The first part (PAC) is basically the CAP theorem, describing the tradeoff when there is a partition (consistency or availability) and the second part (ELC) describes the tradeoff when we don’t have a partition (consistency or latency).
PACELC theorem in general leads to four categories of systems:
- PC/EC: when there is a partition, the system chooses consistency over availability, and in normal operation, it chooses consistency over latency
- PA/EL: when there is a partition, the system chooses availability over consistency, and in normal operation, it chooses latency over consistency
- PC/EL: when there is a partition, the system chooses consistency over availability, and in a normal operation it chooses latency over consistency
- PA/EC: when there is a partition, the system chooses availability over consistency, and in a normal operation it chooses consistency over latency
Here are some examples of real datastores described by PACELC:
|MySQL (async replication)||MySQL (semi-sync replication)|
As you can see, almost all databases provide various config options to make it more available or more consistent depending on the user’s need. Zookeeper is strictly PC/EC because Zookeeper is used mainly for cluster coordination so consistency is the top priority. Hazelcast is analyzed in depth by Daniel Abady, check it out here. Regarding IMDGO (In-Memory Data Grid in Go), which you probably didn’t hear of, is a brand new in-memory KV storage (like Hazelcast) written by, well, myself, so I had to put it here 🙂
For PC/EL systems, in practice, they don’t make much sense, because what is the point to strive for low latency/high availability all the time, but when a partition occurs you grind to a halt? But theoretically, they are possible and considered by PACELC.
It is also really important to note is that, unlike partition tolerance, which is a binary state (you have a partition or you don’t), consistency and latency range from low to high, for example, we have various levels of consistency, from the least strong like Read your writes to linearizability which is the strongest one (check this for consistency models refresher).

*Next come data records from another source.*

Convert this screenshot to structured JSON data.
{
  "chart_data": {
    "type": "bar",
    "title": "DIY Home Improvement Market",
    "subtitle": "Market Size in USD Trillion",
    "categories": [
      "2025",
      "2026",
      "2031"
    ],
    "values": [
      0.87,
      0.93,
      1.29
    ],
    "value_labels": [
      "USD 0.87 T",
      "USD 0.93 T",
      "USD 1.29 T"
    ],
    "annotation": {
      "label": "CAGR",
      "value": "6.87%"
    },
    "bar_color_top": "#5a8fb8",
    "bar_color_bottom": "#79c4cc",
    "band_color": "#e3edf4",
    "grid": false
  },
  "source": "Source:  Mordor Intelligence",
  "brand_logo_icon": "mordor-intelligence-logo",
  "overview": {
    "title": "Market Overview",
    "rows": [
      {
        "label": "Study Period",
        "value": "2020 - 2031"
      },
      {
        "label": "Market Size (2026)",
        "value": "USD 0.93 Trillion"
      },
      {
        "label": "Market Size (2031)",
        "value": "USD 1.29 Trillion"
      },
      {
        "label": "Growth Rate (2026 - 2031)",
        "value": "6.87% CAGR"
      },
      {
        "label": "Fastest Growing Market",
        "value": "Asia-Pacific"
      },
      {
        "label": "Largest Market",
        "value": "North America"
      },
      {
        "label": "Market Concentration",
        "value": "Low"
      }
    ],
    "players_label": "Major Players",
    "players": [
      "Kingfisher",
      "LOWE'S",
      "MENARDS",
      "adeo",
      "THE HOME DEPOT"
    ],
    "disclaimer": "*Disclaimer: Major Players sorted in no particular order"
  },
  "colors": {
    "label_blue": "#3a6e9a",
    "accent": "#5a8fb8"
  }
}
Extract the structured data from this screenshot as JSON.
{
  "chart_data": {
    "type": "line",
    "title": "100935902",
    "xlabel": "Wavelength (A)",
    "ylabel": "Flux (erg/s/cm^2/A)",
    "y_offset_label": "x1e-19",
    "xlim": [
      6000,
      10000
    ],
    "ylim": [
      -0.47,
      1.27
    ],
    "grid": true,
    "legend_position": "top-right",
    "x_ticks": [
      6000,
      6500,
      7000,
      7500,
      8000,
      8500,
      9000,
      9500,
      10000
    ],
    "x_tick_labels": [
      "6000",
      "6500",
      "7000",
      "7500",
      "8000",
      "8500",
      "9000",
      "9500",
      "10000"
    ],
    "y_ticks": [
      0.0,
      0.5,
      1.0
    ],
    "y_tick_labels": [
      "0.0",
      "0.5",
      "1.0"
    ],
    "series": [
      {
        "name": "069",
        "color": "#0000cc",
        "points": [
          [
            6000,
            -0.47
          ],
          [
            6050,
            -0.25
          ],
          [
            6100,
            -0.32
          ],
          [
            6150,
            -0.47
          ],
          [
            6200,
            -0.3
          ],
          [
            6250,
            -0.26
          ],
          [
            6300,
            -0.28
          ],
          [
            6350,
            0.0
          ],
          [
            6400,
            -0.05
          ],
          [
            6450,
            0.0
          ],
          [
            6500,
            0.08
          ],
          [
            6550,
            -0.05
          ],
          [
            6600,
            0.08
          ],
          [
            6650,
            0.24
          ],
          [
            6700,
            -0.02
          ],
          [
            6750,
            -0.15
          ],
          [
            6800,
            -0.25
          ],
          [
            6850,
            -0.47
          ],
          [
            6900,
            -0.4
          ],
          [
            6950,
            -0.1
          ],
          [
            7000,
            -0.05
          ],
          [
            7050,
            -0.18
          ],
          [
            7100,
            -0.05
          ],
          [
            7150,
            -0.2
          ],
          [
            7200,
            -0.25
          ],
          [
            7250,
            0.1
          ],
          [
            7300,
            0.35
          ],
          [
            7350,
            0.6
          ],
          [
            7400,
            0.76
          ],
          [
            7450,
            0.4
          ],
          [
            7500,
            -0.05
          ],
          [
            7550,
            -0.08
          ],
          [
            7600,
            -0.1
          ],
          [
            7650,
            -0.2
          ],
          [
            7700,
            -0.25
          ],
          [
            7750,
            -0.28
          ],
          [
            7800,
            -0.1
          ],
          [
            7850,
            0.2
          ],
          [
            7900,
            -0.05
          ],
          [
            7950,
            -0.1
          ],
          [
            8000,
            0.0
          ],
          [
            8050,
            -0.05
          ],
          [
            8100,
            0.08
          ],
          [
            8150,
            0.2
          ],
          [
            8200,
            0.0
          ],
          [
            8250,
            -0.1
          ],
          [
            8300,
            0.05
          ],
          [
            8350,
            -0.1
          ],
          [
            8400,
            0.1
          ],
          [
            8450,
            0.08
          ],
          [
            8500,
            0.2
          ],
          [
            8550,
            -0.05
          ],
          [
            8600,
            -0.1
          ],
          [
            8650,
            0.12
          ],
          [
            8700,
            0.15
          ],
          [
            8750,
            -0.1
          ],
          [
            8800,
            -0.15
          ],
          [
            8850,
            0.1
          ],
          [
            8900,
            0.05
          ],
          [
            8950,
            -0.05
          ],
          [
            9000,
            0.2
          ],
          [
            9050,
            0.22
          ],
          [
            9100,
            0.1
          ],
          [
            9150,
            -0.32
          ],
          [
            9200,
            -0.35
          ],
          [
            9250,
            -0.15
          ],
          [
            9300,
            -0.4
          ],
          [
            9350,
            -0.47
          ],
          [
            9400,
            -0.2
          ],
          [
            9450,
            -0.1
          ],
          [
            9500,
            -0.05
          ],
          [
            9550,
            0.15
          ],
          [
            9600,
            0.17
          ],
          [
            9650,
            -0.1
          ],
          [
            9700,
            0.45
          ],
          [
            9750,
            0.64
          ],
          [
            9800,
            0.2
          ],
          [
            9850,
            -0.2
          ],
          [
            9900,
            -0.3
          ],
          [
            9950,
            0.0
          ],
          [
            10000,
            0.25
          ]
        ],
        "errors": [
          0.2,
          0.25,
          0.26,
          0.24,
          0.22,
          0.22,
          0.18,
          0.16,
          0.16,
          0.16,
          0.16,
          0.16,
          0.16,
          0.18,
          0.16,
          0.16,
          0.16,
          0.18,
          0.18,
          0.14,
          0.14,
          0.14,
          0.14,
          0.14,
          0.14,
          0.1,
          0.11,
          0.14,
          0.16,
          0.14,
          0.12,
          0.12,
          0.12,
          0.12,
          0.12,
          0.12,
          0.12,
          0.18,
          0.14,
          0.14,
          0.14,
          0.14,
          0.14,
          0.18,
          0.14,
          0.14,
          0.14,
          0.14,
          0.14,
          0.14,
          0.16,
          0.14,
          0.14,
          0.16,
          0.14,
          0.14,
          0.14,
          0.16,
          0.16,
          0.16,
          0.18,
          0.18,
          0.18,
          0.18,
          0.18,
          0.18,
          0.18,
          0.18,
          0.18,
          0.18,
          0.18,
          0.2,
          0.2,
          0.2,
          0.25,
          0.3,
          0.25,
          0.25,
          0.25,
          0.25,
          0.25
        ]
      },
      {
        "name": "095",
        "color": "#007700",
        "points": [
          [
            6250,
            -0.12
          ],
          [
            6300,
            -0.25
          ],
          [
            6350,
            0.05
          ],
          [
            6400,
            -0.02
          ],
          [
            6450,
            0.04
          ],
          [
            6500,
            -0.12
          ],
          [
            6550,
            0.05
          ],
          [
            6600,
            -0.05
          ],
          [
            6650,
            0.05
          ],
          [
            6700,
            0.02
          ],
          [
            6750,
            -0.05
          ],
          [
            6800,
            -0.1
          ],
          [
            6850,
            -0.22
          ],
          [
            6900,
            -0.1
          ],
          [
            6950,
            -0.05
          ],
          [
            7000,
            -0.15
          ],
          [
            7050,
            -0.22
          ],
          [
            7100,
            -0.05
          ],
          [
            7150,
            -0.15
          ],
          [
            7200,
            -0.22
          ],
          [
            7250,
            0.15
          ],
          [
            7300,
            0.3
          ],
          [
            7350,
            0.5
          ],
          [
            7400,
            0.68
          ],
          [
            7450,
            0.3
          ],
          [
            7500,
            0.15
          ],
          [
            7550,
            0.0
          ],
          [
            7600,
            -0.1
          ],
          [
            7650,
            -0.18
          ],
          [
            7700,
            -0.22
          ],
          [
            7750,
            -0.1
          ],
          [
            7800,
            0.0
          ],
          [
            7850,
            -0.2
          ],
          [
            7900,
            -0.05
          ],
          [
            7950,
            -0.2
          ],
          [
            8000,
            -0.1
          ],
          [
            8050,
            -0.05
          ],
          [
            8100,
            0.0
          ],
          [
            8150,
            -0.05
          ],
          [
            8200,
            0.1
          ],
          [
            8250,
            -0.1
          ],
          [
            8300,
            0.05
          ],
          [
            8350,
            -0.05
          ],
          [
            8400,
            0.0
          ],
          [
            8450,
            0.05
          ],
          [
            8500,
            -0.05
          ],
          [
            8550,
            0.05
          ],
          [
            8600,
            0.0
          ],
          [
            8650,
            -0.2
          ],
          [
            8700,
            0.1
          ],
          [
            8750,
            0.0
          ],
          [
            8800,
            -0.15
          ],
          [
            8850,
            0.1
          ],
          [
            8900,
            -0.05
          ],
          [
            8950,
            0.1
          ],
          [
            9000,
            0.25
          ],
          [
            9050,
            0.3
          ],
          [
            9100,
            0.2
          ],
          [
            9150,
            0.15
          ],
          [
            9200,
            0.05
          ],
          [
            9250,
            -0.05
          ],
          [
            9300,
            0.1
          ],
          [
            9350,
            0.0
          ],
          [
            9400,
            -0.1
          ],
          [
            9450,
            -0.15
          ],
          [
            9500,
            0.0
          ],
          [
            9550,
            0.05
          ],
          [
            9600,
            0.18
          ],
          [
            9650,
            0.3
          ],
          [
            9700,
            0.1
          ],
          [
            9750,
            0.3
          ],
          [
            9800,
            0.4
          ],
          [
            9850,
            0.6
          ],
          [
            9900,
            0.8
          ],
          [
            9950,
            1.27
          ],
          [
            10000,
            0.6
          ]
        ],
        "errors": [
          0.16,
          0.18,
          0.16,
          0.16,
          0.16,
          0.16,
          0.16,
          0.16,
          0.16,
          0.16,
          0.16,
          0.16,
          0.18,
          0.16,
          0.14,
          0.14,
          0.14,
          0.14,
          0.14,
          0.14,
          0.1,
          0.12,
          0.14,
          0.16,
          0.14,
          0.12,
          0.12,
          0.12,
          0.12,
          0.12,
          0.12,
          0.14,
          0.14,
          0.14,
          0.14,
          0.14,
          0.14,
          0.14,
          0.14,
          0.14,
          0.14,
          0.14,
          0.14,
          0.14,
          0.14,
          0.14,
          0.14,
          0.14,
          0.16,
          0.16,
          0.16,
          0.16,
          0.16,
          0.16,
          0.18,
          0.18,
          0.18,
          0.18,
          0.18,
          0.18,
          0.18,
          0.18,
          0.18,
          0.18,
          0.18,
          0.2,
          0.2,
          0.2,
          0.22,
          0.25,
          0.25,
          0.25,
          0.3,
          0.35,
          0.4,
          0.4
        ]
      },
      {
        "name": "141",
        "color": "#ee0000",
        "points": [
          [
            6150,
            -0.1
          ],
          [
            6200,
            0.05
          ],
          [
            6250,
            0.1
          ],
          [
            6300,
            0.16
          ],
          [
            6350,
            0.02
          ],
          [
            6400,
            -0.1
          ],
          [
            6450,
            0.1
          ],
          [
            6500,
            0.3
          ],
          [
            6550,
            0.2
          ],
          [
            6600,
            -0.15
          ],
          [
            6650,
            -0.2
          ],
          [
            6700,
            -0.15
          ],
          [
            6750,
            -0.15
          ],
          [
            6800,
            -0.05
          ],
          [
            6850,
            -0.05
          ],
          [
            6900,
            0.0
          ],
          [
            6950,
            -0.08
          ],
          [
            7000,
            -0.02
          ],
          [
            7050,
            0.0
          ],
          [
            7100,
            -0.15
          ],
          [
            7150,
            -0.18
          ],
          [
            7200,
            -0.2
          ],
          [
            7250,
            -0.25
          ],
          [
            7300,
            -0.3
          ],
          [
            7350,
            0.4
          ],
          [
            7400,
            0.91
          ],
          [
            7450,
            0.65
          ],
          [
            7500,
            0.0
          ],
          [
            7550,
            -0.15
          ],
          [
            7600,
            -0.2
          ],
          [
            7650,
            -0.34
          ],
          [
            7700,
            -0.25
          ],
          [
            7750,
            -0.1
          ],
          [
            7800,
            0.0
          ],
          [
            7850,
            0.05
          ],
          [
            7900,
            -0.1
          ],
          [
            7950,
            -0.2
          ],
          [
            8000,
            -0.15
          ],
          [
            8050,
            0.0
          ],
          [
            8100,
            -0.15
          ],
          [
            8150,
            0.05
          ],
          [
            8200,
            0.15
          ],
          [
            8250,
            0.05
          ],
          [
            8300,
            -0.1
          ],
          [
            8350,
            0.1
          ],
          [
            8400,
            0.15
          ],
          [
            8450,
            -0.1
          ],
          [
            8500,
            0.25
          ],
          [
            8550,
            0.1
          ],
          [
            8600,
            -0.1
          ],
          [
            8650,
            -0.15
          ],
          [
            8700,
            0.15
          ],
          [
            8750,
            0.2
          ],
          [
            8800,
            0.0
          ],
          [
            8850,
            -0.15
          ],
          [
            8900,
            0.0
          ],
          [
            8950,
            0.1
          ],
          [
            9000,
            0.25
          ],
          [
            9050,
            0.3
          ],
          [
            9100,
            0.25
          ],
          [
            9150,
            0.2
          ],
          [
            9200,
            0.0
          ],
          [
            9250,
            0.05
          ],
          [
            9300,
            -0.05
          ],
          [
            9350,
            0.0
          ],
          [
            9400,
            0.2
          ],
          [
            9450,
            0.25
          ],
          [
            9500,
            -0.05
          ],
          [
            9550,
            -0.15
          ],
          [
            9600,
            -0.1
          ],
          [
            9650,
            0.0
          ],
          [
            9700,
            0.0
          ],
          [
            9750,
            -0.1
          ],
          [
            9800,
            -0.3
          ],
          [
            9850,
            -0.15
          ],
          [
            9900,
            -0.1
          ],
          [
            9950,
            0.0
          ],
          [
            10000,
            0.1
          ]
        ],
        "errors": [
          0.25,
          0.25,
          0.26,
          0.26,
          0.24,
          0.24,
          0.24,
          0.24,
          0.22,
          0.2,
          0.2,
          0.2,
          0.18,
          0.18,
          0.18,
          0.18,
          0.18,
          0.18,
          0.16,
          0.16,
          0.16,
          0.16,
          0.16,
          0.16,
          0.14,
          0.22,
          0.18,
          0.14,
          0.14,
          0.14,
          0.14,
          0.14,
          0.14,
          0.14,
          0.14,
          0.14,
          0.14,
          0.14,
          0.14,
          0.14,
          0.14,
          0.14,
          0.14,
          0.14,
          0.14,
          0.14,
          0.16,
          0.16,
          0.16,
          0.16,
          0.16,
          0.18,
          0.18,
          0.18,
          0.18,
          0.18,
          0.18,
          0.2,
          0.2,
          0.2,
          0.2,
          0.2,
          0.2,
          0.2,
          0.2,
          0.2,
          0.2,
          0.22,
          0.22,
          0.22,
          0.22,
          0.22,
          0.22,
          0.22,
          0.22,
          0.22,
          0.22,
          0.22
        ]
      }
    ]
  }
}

Making distributed systems is hard and physics prevents us from having a system that works as if it is like a single node (fast and consistent). We, depending on a particular problem that we target, need to make certain tradeoffs regarding the level of consistency we want. CAP theorem, and later PACELC theorem, helps us to describe the system in this regard thus helping us choose the one that is best for our use case. As soon as we come to a phase where our data has to be sharded and available in multiple locations it becomes important to understand what our backing datastore allows us to have and make future (and present) decisions based on that understanding. It is not good to expect and assume that our data will be, for example, strongly consistent when our database is actually designed for high availability first in mind.